The Coffee NAMA project has made efforts to strengthen marketing and sales skills of participating coffee mills, in order to better position their low-carbon coffee on international markets – resulting in so far ten successful business encounters.
A main objective of the NAMA Support Project (NSP Café) is to support Costa Rican coffee growers to position their low-carbon coffee in international markets, which prefer a sustainable and environmentally friendly product. For this reason, the project regularly organizes business tours to markets interested in this innovative product and offer business opportunities to the coffee mills participating in the project.
Up to date, ten mills have managed to sell their low-carbon coffee for a price approximately 6-8 % higher than a conventional coffee sells for. Two examples are Carole Zbinden and Cecilia Genis, owners of two private micro-mills, who joined forces to sell ten sacks of 69kg of the 2017/18 harvest (5 sacks each) to Münchhausen Kaffeerösterei in Bremen, Germany. Both women participated in the → second business tour to Germany in 2017.
“The owner of Münchhausen was very interested in our coffee and our objective of reducing the environmental impact of coffee production. We invited her to visit our farms in Costa Rica for a first-hand experience of our coffee production”, expresses Cecilia Genis from → Zalmari coffee mill. “Which is why after the tour to Germany, we coordinated a visit for her to come to Carrizal and Cachí in early 2018. She and her family were fascinated with our coffee and even prolonged their visit”, adds Carole Zbinden from → Jardín de Aromas. Both women are satisfied with their sale: “We are very happy to have sold our very first low-carbon coffee produced within the Coffee NAMA”, says Cecilia Genis.

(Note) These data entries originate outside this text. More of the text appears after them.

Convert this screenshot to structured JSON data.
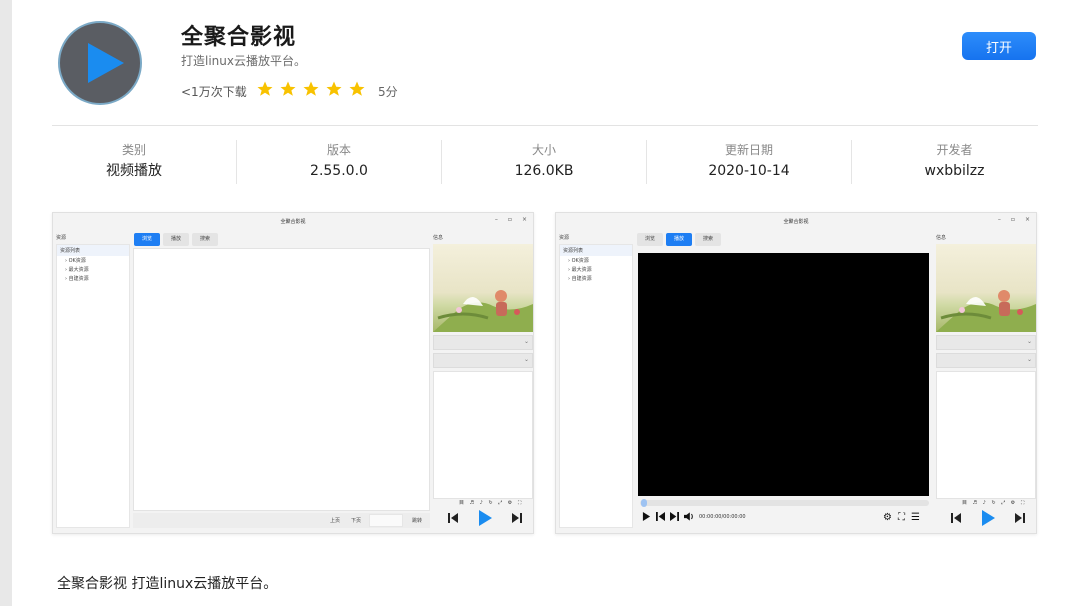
{
  "app": {
    "name": "全聚合影视",
    "subtitle": "打造linux云播放平台。",
    "downloads": "<1万次下载",
    "rating_stars": 5,
    "rating_text": "5分",
    "open_button": "打开",
    "colors": {
      "accent": "#1a7ef2",
      "star": "#f8c200",
      "icon_bg": "#5a5d63",
      "play": "#1a8cf0"
    }
  },
  "info": [
    {
      "label": "类别",
      "value": "视频播放"
    },
    {
      "label": "版本",
      "value": "2.55.0.0"
    },
    {
      "label": "大小",
      "value": "126.0KB"
    },
    {
      "label": "更新日期",
      "value": "2020-10-14"
    },
    {
      "label": "开发者",
      "value": "wxbbilzz"
    }
  ],
  "screenshots": [
    {
      "window_title": "全聚合影视",
      "left_label": "资源",
      "tree_root": "资源列表",
      "tree_items": [
        "OK资源",
        "最大资源",
        "自建资源"
      ],
      "tabs": [
        "浏览",
        "播放",
        "搜索"
      ],
      "active_tab": 0,
      "right_label": "信息",
      "pager": {
        "prev": "上页",
        "next": "下页",
        "go": "跳转"
      },
      "mini_controls": "目 ♬ ♪ ↻ ⤢ ⚙ ⛶"
    },
    {
      "window_title": "全聚合影视",
      "left_label": "资源",
      "tree_root": "资源列表",
      "tree_items": [
        "OK资源",
        "最大资源",
        "自建资源"
      ],
      "tabs": [
        "浏览",
        "播放",
        "搜索"
      ],
      "active_tab": 1,
      "right_label": "信息",
      "time": "00:00:00/00:00:00",
      "mini_controls": "目 ♬ ♪ ↻ ⤢ ⚙ ⛶"
    }
  ],
  "description": "全聚合影视 打造linux云播放平台。"
}
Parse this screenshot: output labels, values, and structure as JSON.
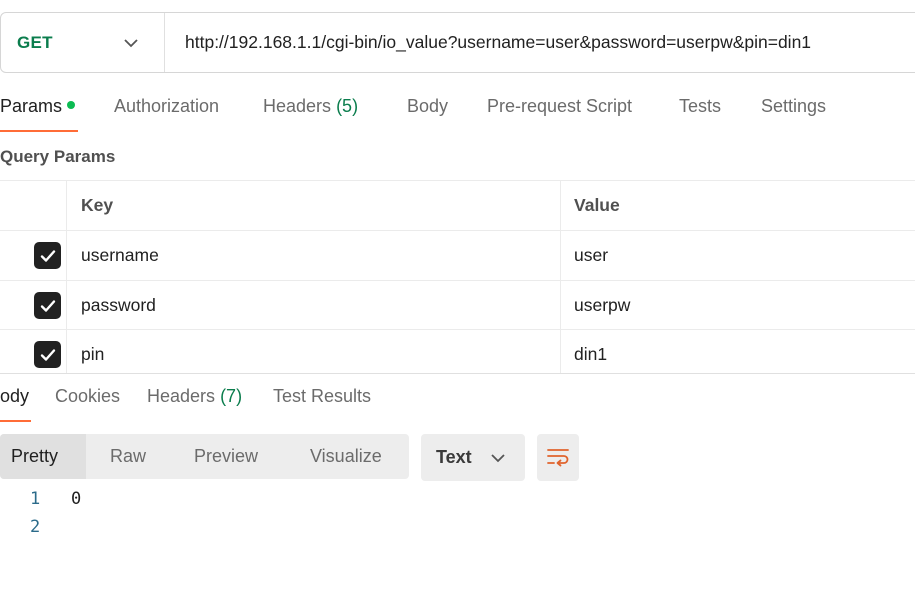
{
  "request": {
    "method": "GET",
    "url": "http://192.168.1.1/cgi-bin/io_value?username=user&password=userpw&pin=din1"
  },
  "request_tabs": [
    {
      "label": "Params",
      "active": true,
      "dot": true,
      "count": ""
    },
    {
      "label": "Authorization",
      "active": false,
      "count": ""
    },
    {
      "label": "Headers",
      "active": false,
      "count": "(5)"
    },
    {
      "label": "Body",
      "active": false,
      "count": ""
    },
    {
      "label": "Pre-request Script",
      "active": false,
      "count": ""
    },
    {
      "label": "Tests",
      "active": false,
      "count": ""
    },
    {
      "label": "Settings",
      "active": false,
      "count": ""
    }
  ],
  "query_params": {
    "title": "Query Params",
    "columns": {
      "key": "Key",
      "value": "Value"
    },
    "rows": [
      {
        "checked": true,
        "key": "username",
        "value": "user"
      },
      {
        "checked": true,
        "key": "password",
        "value": "userpw"
      },
      {
        "checked": true,
        "key": "pin",
        "value": "din1"
      }
    ]
  },
  "response_tabs": [
    {
      "label": "ody",
      "active": true,
      "count": ""
    },
    {
      "label": "Cookies",
      "active": false,
      "count": ""
    },
    {
      "label": "Headers",
      "active": false,
      "count": "(7)"
    },
    {
      "label": "Test Results",
      "active": false,
      "count": ""
    }
  ],
  "view_modes": [
    {
      "label": "Pretty",
      "active": true
    },
    {
      "label": "Raw",
      "active": false
    },
    {
      "label": "Preview",
      "active": false
    },
    {
      "label": "Visualize",
      "active": false
    }
  ],
  "format": {
    "selected": "Text"
  },
  "icons": {
    "method_dropdown": "chevron-down-icon",
    "format_dropdown": "chevron-down-icon",
    "wrap": "wrap-lines-icon",
    "checkbox": "check-icon"
  },
  "colors": {
    "accent": "#ff6c37",
    "method": "#0b7d4d",
    "dot": "#0cbb52",
    "line_number": "#2b6b8a"
  },
  "response_body": {
    "lines": [
      {
        "number": "1",
        "text": "0"
      },
      {
        "number": "2",
        "text": ""
      }
    ]
  }
}
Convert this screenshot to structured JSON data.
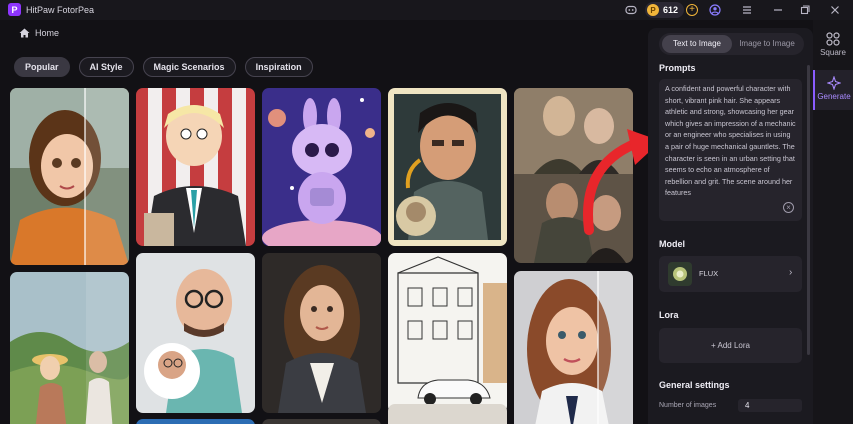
{
  "titlebar": {
    "app_title": "HitPaw FotorPea",
    "credits": "612",
    "logo_letter": "P"
  },
  "nav": {
    "home_label": "Home"
  },
  "tabs": [
    {
      "label": "Popular",
      "active": true
    },
    {
      "label": "AI Style",
      "active": false
    },
    {
      "label": "Magic Scenarios",
      "active": false
    },
    {
      "label": "Inspiration",
      "active": false
    }
  ],
  "panel": {
    "mode_tabs": [
      {
        "label": "Text to Image",
        "active": true
      },
      {
        "label": "Image to Image",
        "active": false
      }
    ],
    "prompts_title": "Prompts",
    "prompt_text": "A confident and powerful character with short, vibrant pink hair. She appears athletic and strong, showcasing her gear which gives an impression of a mechanic or an engineer who specialises in using a pair of huge mechanical gauntlets. The character is seen in an urban setting that seems to echo an atmosphere of rebellion and grit. The scene around her features",
    "model_title": "Model",
    "model_name": "FLUX",
    "lora_title": "Lora",
    "add_lora_label": "+ Add Lora",
    "general_title": "General settings",
    "num_images_label": "Number of images",
    "num_images_value": "4"
  },
  "rail": {
    "square_label": "Square",
    "generate_label": "Generate"
  },
  "colors": {
    "accent": "#8a5cff",
    "background": "#121115",
    "panel": "#1b1a20",
    "arrow": "#e8262b"
  },
  "icons": [
    "app-logo-icon",
    "discord-icon",
    "coin-icon",
    "plus-icon",
    "user-icon",
    "menu-icon",
    "minimize-icon",
    "maximize-icon",
    "close-icon",
    "home-icon",
    "clear-icon",
    "chevron-right-icon",
    "square-icon",
    "generate-icon"
  ]
}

An additional mill which successfully positioned its coffee is → Río Conejo, which participated in the → 2018 business tour to the United States. “During the tour we were accompanied by Fulcrum Coffee, who showed a lot of interest in our low-carbon coffee”, states Ignacio Ceciliano, owner of the micro-mill. He managed to sell eight sacks of Caturra/Catuaí to the US-American roaster and adds: “We are very grateful to have been able to participate in the tour this year. It's much more rewarding to be able to negotiate face-to-face with the roaster and really know who I'm selling my coffee to.”
Several additional mills have also positioned their coffee in Germany and the United States as a result of tours between 2016 and 2018. The participating mills in their majority were selected after a → training workshop in 2017 aimed at strengthening sales skills.